- Born: March 23, 1934 Southern California
- Died: November 28, 2018 (aged 84)
- Known for: Hot Rodding, Car Customizing
- Spouse: Terry Foose
- Children: 3 Daughters, Chip Foose

= Sam Foose =

American automotive customizer and fabricator

Sam Foose (1934 – November 28, 2018) was an American automotive customizer and fabricator known for his custom metalwork as well as his paint jobs on car customizations in the 1970s and 1980s.

== Early life ==
Born in Southern California in 1934, Sam Foose was 14-year-old when his family moved from Santa Barbara, California to Arizona. Sam chose to remain in Santa Barbara, live on his own, and support himself. Foose learned basic metalworking and mechanical skills from his junior high school shop class and he picked up what additional skills he could on his own. With these skills he would turn wrenches, weld, paint, or do metal working to make ends meet. Later, Foose would develop his skills in pencil drawing, design work, and air brushing. While in high school, Foose built his first hot rod, a 1942 Ford coupe. In 1955, that car garnered awards at the Los Angeles Autorama car show.

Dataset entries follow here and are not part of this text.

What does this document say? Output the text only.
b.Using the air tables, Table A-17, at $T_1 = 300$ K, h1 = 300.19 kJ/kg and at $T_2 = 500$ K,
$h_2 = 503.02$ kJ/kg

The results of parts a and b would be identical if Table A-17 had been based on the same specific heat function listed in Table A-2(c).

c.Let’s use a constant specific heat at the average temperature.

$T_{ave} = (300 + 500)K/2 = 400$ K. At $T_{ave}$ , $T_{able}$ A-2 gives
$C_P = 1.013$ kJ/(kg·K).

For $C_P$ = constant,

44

Foose was a US Army Korean War veteran. Although his time in the Army took him away from customizing cars, Sam put his mechanical abilities to use. In addition to his primary military responsibilities, Foose set up an informal repair shop and fixed broken-down jeeps and other US Army vehicles during the war.

== Career ==
Following his return from the Korean War, Foose joined the AMT model company which sold 1:25 scale model cars. There, along with Gene Winfeld, he built full-sized custom car replicas of the AMT models to promote the scale model car kits. Following his work with AMT, Foose took a job with the organization called Minicars, building safety car prototypes. Minicars was part of a government-funded program which worked on innovations and improvement in air bags, crumple zones, and pedestrian impact standards.

=== Project Designs ===
While being employed elsewhere, Foose customized cars on his own time. In 1970, he founded Project Designs, a custom car shop located in Santa Barbara, California. From his shop, and in some cases in collaboration with other car builders, Foose created a number of hot rods and car customizations. Some of his builds include: "The Foose Ford", Pantera Custom Roadster, Goodguys '32 Ford Tudor, and Alien '40.

==== "The Foose Ford" ====
One of Foose's hot rod builds was a stretched and smoothed 1949 Ford coupe. The build was originally conceived by Hot Wheels designer Harry Bentley Bradley, who published his designs in a 1983 edition of Street Rodder magazine. In 1996, Don Lowe began a build based upon Bradley's designs, but Lowe eventually sold the project to Jack Barnard. Barnard contracted with Foose to complete the customized "shoebox" Ford, which came to be known as "The Foose Ford".

==== 1972 De Tomaso Pantera Custom Roadster ====
An unconventional Foose hot rod project was a custom roadster modeled after the Alfa Romeo Carabo coupe. The Carabo was a wedge-shaped concept car that was exhibited at the 1968 Paris Motor Show. Fabricating a large portion of the car, Foose transformed a crash-damaged 1972 De Tomaso Pantera into a roadster-version of the Carabo.

==== Goodguys '32 Ford Tudor ====
In the early 1980s, Goodguys Rod & Custom Association founder Gary Meadors contracted Foose to remake his 1932 Ford Tudor sedan. Sam reworked the Tudor into the smoothie-style fender-less hot rod. Sam's son Chip Foose, designed the color scheme and graphics for the car. A cartoon version of Gary's Tudor has been functioning as the logo for the Goodguys association since 1987.

==== Alien '40 ====
Foose collaborated with his son Chip Foose to create a customized 1940 Ford Sedan Delivery knows as Alien '40. Chip created the design concept. Sam reworked the original sheet metal on the car and fabricated hand-built custom body pieces for the "100% all-steel" car.

== Family ==
Sam Foose and his wife, Terry, had four children: three daughters and a son. Their son, Chip Foose, would follow in his father's footsteps and become a renowned car customizer in his own right. In his later years Sam would remark, "I used to be Sam Foose, now I am Chip's dad."

== Death and legacy ==
On November 28, 2018, at the age of 83, Foose died of complications from cancer. Sam and Terry's daughter Amy died in 1985 at the age of 16, from complications from Hutchinson-Gilford progeria syndrome.

In January 2020, the Grand National Roadster Show began recognizing excellence in design and custom bodywork with its annual Sam Foose Memorial Design Award.